M: Celine! Joey! Ne var yani?:) Alt tarafı...
C: Alt tarafı nee?:)
M: Celinee! Çocuk musun? Biliyorsun işte!
C: Mmmmm,bilmiyorum hayır?
M: Celi-
C: Tamam tamam sakin ol:) dedi ve kolunu Mark'a attı,boyu yetmediği için parmak ucunda yürüyordu:)
B-I-J: Ahahah:D
C: Bak Markçım öpüştünüz! Bunu rahatça söyleyebilmelisin;)
M: Sen çok fenasın gerçekten:) Pis manyak seni:) dedi ve Celine'in saçlarını karıştırıp gitti.
C: Ya saçım fönlüydü!
B: Sen artık gel bakalım saat geç oldu kudurdun yine.
C: Yaa benim uykum yok ama Blake!
B: Celine saat 03.45 !
C: :/ iyi geceler herkese:(
I-J: İyi geceler:)
Celine ve Blake yukarı gitti Ilgınla yalnız kalmıştık.

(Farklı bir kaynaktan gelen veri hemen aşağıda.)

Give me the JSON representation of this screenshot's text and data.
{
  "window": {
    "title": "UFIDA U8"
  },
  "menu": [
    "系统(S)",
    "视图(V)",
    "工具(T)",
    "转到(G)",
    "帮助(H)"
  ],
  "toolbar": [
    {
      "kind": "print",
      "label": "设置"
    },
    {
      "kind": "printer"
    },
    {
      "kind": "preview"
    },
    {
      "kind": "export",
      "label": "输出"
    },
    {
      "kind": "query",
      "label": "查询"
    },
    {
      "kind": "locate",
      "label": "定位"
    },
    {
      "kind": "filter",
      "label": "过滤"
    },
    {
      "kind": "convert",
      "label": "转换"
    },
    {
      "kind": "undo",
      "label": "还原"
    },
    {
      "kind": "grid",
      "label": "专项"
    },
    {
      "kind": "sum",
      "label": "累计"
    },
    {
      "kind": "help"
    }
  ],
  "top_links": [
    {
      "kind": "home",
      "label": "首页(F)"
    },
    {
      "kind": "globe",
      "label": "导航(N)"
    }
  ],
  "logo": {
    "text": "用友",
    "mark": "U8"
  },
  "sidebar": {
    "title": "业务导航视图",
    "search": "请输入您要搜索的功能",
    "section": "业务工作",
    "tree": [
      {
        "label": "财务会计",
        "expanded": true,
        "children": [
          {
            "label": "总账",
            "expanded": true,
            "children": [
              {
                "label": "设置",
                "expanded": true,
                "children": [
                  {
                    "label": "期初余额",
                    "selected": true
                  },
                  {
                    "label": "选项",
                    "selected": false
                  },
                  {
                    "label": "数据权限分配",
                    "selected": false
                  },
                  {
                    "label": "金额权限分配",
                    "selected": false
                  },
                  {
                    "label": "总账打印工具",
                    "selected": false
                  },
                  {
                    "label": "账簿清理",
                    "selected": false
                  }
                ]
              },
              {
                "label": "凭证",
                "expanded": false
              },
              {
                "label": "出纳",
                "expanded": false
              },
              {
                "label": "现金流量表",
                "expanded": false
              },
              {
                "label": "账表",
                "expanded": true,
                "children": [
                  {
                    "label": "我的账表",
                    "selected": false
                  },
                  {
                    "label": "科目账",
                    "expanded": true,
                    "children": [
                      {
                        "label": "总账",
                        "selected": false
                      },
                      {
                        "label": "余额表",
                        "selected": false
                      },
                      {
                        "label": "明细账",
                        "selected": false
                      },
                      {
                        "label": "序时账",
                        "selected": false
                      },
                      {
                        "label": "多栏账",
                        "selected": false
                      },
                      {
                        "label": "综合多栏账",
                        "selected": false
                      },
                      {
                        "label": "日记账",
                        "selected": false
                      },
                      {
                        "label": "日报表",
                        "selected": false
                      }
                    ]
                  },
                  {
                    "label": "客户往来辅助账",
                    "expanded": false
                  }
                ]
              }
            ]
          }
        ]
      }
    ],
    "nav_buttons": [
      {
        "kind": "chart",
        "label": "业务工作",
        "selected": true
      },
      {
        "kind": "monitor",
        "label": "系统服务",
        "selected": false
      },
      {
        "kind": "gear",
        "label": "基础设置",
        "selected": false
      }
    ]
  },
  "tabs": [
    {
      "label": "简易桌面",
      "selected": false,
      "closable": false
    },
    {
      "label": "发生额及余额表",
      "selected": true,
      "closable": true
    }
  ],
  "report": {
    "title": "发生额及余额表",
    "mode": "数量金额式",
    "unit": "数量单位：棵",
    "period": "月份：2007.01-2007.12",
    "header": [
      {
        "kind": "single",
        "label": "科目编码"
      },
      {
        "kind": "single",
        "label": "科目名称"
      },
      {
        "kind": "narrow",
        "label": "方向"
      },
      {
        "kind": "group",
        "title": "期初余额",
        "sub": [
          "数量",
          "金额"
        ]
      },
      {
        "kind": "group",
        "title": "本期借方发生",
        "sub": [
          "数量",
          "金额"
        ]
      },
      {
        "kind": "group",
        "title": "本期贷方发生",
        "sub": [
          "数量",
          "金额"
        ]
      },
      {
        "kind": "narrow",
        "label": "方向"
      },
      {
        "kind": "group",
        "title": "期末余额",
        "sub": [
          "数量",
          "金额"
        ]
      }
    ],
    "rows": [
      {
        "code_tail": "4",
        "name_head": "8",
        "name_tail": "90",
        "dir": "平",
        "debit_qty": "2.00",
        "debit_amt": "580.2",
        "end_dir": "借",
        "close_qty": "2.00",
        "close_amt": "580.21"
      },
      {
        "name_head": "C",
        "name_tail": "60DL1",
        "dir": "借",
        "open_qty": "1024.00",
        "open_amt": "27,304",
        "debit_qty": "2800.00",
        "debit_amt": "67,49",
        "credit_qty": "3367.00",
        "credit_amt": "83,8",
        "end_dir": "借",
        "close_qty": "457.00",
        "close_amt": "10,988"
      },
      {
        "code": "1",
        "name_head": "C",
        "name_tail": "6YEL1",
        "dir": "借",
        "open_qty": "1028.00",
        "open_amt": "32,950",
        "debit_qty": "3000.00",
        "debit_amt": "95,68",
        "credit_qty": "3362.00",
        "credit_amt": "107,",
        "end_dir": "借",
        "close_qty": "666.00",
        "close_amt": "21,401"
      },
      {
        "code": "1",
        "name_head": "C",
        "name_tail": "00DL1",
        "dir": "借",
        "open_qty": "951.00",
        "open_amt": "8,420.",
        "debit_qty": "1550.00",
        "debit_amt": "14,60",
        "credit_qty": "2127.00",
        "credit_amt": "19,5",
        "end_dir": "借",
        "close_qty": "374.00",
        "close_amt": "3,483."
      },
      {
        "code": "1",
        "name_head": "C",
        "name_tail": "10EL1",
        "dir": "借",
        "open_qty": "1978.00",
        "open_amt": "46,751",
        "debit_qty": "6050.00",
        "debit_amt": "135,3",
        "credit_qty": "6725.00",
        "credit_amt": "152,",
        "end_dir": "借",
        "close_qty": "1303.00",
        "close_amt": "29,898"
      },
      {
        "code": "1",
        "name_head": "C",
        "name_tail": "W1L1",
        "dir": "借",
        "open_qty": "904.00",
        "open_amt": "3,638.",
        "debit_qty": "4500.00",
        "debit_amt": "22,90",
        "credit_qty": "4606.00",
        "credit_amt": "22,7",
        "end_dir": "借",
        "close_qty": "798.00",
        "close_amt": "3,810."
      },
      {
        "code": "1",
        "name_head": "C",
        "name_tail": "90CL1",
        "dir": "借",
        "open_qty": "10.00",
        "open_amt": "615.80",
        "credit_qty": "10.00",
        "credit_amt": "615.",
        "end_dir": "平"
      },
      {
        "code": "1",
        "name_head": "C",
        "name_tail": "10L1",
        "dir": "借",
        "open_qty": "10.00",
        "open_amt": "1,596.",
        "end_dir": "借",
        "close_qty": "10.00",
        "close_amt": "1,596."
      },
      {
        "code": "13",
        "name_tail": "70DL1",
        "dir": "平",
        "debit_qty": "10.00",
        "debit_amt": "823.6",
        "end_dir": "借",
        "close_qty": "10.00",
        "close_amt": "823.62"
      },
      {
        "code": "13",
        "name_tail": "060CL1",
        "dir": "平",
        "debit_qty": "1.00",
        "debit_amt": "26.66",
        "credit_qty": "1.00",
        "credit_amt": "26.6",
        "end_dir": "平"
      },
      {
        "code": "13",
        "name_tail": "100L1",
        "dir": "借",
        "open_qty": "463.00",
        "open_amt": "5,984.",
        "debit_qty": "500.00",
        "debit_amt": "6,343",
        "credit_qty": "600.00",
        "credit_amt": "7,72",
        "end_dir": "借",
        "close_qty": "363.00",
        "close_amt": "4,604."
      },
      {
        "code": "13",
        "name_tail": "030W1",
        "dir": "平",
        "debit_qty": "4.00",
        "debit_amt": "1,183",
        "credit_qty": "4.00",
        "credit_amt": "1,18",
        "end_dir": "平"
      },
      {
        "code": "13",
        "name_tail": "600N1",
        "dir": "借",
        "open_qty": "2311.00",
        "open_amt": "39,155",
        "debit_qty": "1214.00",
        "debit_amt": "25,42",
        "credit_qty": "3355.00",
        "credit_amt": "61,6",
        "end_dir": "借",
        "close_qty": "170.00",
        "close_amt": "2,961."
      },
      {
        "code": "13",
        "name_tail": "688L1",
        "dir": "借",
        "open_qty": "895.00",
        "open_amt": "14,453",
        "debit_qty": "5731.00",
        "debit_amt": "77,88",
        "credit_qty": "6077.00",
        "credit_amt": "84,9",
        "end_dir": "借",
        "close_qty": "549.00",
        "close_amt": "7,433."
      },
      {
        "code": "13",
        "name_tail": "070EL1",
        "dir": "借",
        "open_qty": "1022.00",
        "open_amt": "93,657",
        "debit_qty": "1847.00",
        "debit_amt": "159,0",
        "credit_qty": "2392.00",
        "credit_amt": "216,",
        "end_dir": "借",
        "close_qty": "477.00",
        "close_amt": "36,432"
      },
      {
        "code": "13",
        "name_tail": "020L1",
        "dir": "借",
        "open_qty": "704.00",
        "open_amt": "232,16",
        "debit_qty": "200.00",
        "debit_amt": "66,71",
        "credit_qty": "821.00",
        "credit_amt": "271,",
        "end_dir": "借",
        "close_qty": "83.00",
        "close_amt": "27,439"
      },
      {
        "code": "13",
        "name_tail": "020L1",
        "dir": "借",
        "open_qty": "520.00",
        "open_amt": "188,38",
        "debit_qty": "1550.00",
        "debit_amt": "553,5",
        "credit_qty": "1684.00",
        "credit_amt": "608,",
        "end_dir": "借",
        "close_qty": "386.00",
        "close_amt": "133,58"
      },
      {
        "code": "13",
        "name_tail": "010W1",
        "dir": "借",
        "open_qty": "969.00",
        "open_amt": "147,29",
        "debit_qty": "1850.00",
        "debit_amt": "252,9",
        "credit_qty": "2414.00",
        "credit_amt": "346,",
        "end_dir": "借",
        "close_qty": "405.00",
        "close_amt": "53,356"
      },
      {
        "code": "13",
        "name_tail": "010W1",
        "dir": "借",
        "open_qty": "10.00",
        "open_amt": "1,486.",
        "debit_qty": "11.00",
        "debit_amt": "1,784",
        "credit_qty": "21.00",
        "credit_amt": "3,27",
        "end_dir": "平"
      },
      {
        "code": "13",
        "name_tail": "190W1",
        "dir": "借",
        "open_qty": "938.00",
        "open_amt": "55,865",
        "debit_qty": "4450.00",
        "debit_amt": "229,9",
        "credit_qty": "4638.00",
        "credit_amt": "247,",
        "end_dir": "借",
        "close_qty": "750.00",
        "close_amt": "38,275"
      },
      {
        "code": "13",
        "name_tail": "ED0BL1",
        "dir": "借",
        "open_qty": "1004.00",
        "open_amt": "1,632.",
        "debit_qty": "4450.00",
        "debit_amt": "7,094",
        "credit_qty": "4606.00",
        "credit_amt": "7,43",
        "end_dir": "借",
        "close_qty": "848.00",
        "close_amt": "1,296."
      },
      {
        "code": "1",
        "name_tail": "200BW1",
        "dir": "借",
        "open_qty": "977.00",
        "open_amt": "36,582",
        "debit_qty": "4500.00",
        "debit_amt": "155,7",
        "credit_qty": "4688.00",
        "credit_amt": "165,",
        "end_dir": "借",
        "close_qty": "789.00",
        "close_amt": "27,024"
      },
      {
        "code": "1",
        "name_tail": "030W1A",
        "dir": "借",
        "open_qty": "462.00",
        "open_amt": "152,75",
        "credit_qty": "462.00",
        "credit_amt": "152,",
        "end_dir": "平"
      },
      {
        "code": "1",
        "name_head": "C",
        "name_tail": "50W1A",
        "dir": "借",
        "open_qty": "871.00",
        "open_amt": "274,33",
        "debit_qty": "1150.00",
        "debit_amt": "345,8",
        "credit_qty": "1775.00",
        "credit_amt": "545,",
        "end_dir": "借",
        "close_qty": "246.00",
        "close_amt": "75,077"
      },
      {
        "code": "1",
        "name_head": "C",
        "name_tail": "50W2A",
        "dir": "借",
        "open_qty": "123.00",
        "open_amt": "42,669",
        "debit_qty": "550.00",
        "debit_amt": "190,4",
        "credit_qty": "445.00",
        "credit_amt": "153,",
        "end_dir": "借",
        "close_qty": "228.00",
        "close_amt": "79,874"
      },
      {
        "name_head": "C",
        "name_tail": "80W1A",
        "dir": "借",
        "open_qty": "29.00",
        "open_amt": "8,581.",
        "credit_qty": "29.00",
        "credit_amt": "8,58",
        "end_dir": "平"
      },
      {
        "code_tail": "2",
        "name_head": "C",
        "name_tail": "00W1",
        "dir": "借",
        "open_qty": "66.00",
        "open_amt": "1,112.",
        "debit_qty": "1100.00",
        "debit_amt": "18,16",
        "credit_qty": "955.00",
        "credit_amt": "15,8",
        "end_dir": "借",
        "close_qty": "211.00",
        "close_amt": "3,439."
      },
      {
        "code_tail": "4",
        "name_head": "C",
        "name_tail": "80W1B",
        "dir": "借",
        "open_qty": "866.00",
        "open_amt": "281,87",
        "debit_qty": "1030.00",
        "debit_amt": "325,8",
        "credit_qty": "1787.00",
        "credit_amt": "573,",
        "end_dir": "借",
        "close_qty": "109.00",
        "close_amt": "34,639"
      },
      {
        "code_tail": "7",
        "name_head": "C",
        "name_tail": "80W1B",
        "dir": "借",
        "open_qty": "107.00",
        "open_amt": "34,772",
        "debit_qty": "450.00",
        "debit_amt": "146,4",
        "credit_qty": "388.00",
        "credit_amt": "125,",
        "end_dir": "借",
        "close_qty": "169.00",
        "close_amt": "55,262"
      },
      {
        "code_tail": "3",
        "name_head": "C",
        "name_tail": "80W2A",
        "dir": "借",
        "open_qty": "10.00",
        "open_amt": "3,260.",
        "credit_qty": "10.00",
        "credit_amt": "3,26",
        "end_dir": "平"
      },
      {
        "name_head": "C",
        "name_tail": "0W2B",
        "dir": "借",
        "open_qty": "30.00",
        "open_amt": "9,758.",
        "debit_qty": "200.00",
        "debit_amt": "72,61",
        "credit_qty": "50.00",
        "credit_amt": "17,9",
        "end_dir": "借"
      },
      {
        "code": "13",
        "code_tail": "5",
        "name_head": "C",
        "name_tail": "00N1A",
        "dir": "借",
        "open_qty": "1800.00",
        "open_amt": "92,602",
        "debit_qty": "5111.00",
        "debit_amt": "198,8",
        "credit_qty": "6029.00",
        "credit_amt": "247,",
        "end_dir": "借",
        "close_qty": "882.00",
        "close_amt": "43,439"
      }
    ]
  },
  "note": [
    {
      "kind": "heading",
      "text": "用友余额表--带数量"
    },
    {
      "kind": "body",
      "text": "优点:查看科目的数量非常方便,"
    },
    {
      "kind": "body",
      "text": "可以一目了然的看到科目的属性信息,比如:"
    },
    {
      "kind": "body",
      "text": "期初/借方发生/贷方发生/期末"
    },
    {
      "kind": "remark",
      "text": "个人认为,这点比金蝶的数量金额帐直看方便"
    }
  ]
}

J: Randevumuz da yalan oldu:(
I: Evet:( gideriz tekrar:)
J: Çok endişelendim o sokakta size bir şey olacak diye!
I:Bende size! Neyse bu konuyu kapatalım:) Dudağın nasıl?:/
Bu sorudan fırsat bulup:)
J: Çok kötü ya çok acıyor:(
I: Ne? Ama iyiydin az önce:(
J: Şuan çok kötü:(
I: Aay:/ ne yapayım senin için?
J: Öpsen geçer:/
I: Aa tamam:) bir dakika ne?! Haa bilerek yaptın! Pis oyuncu!:) dedi ve koluma hafifçe vurdu:) bizde yukarı odama çıktık.
Blake'den:
Celinele odaya çıktığımız anda sanki üstüne uyku çökmüş gibi yatağa bıraktı kendini:)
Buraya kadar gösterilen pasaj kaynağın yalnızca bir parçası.